Once the FATF formally announced Malta is no longer on its grey list, the global financial community acknowledged the effort to revise processes, refine rules, increase penalties and impose compliance on industry operators with stricter-than-ever procedures.
We have, in other words, addressed the risk of non-compliance.
Anyone handling the finances of others now has a stark choice. Either to go through the rigmarole of collecting and verifying mountains of information about their customers and keep it up to date while they’re still servicing them or, if the return from the business does not justify the effort to do it, to decline the business altogether.
Many people reacted with relief to the news Malta will be taken off the grey list. Those are not necessarily the people working in the financial services industry. Sure, whitelisting is good news for the prospects of the industry they work in. But they know that the stress induced by the added pressure of checks upon checks that have been introduced is never going to go away. It’s just become much harder to do their job. Forever.
They work out their own risks too. The risk of huge fines and getting their name besmirched for missing some paperwork somewhere and getting slammed for it may be more than at least some professionals are willing to carry all the time. High street banks reject account holders not because they suspect they’re up to no good but because handling their funds (a little or a lot) may not be worth the trouble.
Malta is whitelisted again. But the series of scandals is never addressed- Manuel Delia
Imagine how a village notary might feel about taking risks with overseeing deals that pay them little when an administrative oversight that would have been considered an inconsequential error a year ago could land them into serious trouble now.
I’m not suggesting the changes in procedures were not needed. When the air is clearer, if ever it may be, we may yet be able to look again at the raft of rules that have been adopted and see if all of them are necessary for the purpose they are supposed to serve.
This is the crux of the issue: the purpose. Why do we have all these new rules? Why must industry operators be watched closely to make sure the rules are followed? Why must there be penalties, not merely for closing eyes to wrongdoing but for not keeping a sufficiently watchful eye on the risk there might be any?
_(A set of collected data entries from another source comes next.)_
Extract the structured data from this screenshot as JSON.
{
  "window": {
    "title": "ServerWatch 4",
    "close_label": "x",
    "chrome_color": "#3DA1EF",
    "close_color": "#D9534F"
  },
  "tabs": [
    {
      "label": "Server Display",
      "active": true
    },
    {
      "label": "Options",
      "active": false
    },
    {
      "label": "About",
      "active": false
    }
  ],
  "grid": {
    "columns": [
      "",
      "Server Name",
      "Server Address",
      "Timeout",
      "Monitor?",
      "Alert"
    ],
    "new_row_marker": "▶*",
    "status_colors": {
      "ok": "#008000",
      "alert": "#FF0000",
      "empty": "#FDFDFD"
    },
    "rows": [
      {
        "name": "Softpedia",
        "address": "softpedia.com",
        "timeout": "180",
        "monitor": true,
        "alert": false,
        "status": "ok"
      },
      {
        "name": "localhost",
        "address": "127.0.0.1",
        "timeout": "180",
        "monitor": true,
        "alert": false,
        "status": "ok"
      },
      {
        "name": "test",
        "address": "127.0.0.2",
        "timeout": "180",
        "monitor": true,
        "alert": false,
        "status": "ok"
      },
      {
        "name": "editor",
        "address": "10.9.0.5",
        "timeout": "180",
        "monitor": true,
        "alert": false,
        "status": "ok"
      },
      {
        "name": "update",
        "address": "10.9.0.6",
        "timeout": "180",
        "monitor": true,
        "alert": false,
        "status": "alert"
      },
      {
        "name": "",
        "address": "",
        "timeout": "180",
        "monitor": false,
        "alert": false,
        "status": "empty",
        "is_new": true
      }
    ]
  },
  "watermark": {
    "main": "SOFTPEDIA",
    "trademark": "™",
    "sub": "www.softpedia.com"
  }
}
All this is supposed to make sure we do not allow ourselves to be used by criminals laundering money or financing terrorism. No doubt, some of the desired effect of restricting money laundering is achieved by scaring it away through the existence of strict oversight. And yet it can’t be all.
Before all this started, the general mantra was that it is statistically impossible that, within all the billions of dollars that flow through Malta, there is no dirty money worthy of prosecutions and convictions in court.
The billions still flow, perhaps slightly reduced. With all the additional rules and procedures, the tighter oversight on the operators, the beefed-up regulatory resources and the effort to look sharper in the eyes of the world, we’re still getting barely any prosecutions worthy of remark and no convictions at all.
We have addressed the risk of compliance. Have we, though, addressed the risk of crime?
Why, after all the changes, after all the blood, sweat and tears, have we seen as many convictions now as we had seen before, that is, none?
This is by no means a uniquely Maltese problem. It is, perhaps, why the FATF think they’ve done their job with Malta and Malta has done its job as far as their expectations go. Globally, there is acceptance that money laundering needs to be resisted, not to mention the financing of terrorism. The gaps and the loopholes in the system that we know criminals have exploited in the past need to be filled. So far so good.
But while criminals move into other loopholes, finding new opportunities to run their mud through our water system, we are busy congratulating ourselves for solving the problems we had yesterday.
There’s a specific significance here in Malta for this entire debate. Some faces familiar to us exploited the old loopholes in front of our very eyes and their exposure attracted the furious attention of the FATF and the pressure on us to change things.
There are many other examples that are equally applicable but none are more explicit than the case of Ali Sadr Hasheminejad, Pilatus Bank, the bags spirited away in the middle of the night, the ruling family of Azerbaijan, Keith Schembri and Brian Tonna, Egrant, Mossack Fonseca (Malta), the Montenegro wind farm, kickbacks on the gas tanker, Konrad Mizzi, SOCAR, 17 Black, Yorgen Fenech, Electrogas, a chain of interconnected events, people and institutions variously described as the biggest scandal in Maltese history and the biggest lie in Maltese history.
The chain of events is odd and uncomfortable. A series of scandals exposes how the compliance weaknesses in Malta’s system were exploited by criminals. Malta is greylisted which forces the country to fix its compliance weaknesses. Malta is whitelisted again. But the series of scandals is never addressed.
Quite apart from the unfairness that it seems that perfectly innocent economic operators ended up paying the same price paid by the operators who permitted and profited from the scandals. Quite apart from the unfairness that the criminals remain unpunished.